The International Commission on Radiological Protection and the Nuclear Regulatory Commission, stated that this exposure level is associated with a lifetime risk of one excess cancer death for every 286 exposed individuals.
As the Environmental Protection Agency Administrator Carol Browner wrote, an annual dose of 100 millirems would allow radiation "exposures of future generations of Nevadans which are much higher than those allowed for other Americans and citizens of other countries." This is a death sentence that Nevada cannot live with.

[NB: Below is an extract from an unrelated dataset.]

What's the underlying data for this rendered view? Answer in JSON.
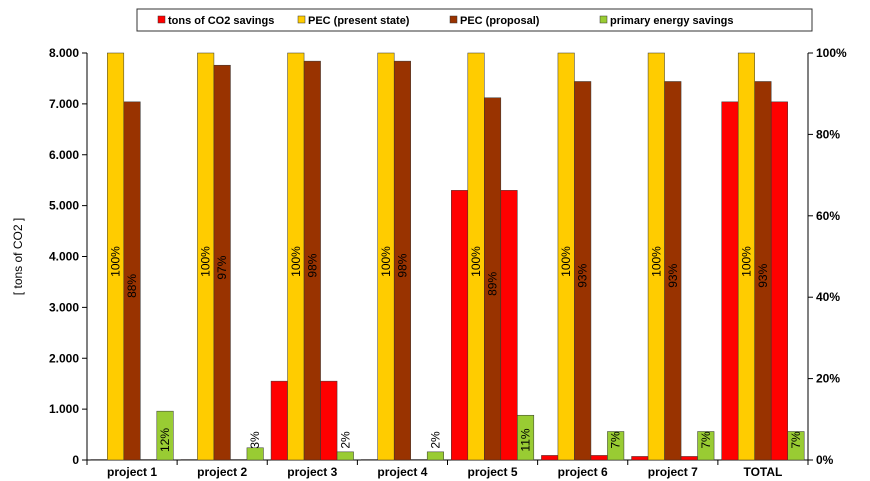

Lastly, as you may know, The Nuclear Waste Technical Review Board, an organization created by Congress to provide technical and scientific evaluation of nuclear waste storage concluded, in the March 1996 report, that spent fuel to a central facility, and this holds true today.
If this nonpartisan Review Board, whose purpose was to look at irrefutable unbiased science, made this determination, then I believe there is no justifiable reason to move nuclear waste from onsite storage.
It becomes evident that several environmental and safety concerns must be addressed before we, as federal legislators, and many times the guardians of citizen safety and well-being, move forward and mandate an unsafe permanent or interim nuclear waste storage facility-2 Yucca Mountain.
Again, Mr. Chairman I would like to thank you for the opportunity to testify before the Energy and Power Subcommittee, and would request that you include some additional written information to be added in the record as part of my testimony.
If I can be of any assistance to you or any other member of the Subcommittee, please let me know.